The last objective is encoding and decoding text. The most important encoding formats the .NET Framework supports are as follows:
- ASCII encoding: encodes the characters of the Latin alphabet as 7 bit ASCII characters. You should use this class only for backward compatibility.
- UTF-8 encoding: uses 8-bit, 16-bit, 24-bit and up to 32-bit to encode. Provides compatibility for ASCII. Supports most languages.
- UTF-16 encoding: uses 16-bit integers to represent Unicode characters.

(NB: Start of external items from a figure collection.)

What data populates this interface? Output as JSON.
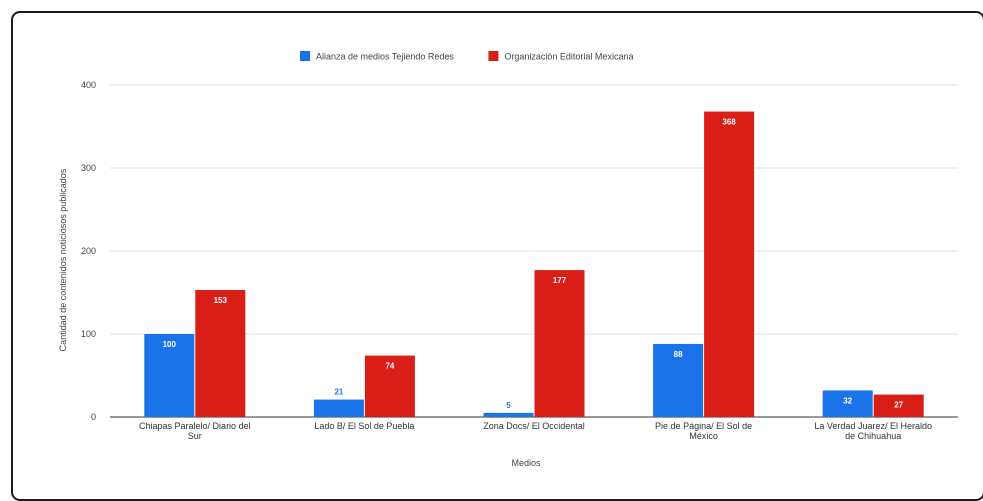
{
  "chart_data": {
    "type": "bar",
    "title": "",
    "xlabel": "Medios",
    "ylabel": "Cantidad de contenidos noticiosos publicados",
    "ylim": [
      0,
      400
    ],
    "yticks": [
      0,
      100,
      200,
      300,
      400
    ],
    "grid": true,
    "legend_position": "top",
    "categories": [
      [
        "Chiapas Paralelo/ Diario del",
        "Sur"
      ],
      [
        "Lado B/ El Sol de Puebla"
      ],
      [
        "Zona Docs/ El Occidental"
      ],
      [
        "Pie de Página/ El Sol de",
        "México"
      ],
      [
        "La Verdad Juarez/ El Heraldo",
        "de Chihuahua"
      ]
    ],
    "series": [
      {
        "name": "Alianza de medios Tejiendo Redes",
        "color": "#1a73e8",
        "values": [
          100,
          21,
          5,
          88,
          32
        ],
        "label_color": "#ffffff"
      },
      {
        "name": "Organización Editorial Mexicana",
        "color": "#d91e18",
        "values": [
          153,
          74,
          177,
          368,
          27
        ],
        "label_color": "#ffffff"
      }
    ]
  }
}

- UTF-32 encoding: uses 32-bit integers.
Encoding classes are good when you’re dealing with relatively small amount of information. When this is not the case, you should call their GetEncoder or GetDecoder methods, which returns the appropriate Encoder or Decoder class. These classes are only capable of encoding or decoding, but they are more efficient in that than the Encoding classes. They use the following methods:
- GetBytes: encodes a set of characters (strings) into the specified format.
- GetByteCount: returns the number of bytes in a given text.
- GetChars: decodes a set of bytes into a text.
- GetCharCount: returns the number of characters in a given byte array.
- GetString (Encoding-only): returns the content of a byte array in string format.